What might I…
I love listening to podcasts when driving. I think it’s one good way of using my alone time as I’m hitting two birds with one stone, me getting to where I’m supposed to go (literally) and me continuing my journey towards self-improvement.
I’m currently listening to the Mindvalley Podcast and this reflection is about one of the episodes where Eric Edmeades was the guest lecturer.
He was talking about hindsight window. Hindsight window is the window of time between an event that you perceived as bad and the time sometime in the future when you realized that it was meant to happen. It is said that the longer your hindsight window the less you are happy and the shorter it is, the happier you will be.
Let me give you an example. I failed a couple of subjects in the university which of course sucks, but if I didn’t, I wouldn’t have taken my graduate course and I wouldn’t realize that I could be a good student.
Another example, I wanted to be a software developer real bad but my first employer dumped me in the software testing capability, at that moment I feel lost and frustrated but eventually, it became a career that I really love.

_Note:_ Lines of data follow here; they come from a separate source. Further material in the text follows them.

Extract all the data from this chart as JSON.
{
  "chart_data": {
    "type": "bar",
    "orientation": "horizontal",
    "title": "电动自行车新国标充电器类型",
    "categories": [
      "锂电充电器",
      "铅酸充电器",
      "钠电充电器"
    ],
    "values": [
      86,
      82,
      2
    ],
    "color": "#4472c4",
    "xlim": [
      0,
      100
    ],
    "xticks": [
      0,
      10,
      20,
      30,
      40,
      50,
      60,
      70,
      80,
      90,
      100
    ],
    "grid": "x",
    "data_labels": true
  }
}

We might be feeling really bad because we were fired from a job, someone broke our heart, you figured in an accident and all of those “bad” stuff, but what will make a big difference is if you ask yourself, what might I gain from this “bad” event?
What’s my point? There will be events in our lives that will suck, that will hurt and they will make us feel bad, but, your reality is what you make it. If you think you lost, then you’ll keep on losing. If you think you were hurt, then you’ll keep on hurting. If you feel something bad happened because of you, then anything bad that happens will always be your fault.
Finding gratitude amidst the pain, the bad luck, the accidents is one way of turning this around. Find gratitude even when you are having the worst day of your life. Find gratitude even if you were fired from a job. Find gratitude even if someone breaks your heart. It is hard, but it will keep you sane and it will keep you happy. The goal is to keep our hindsight window short!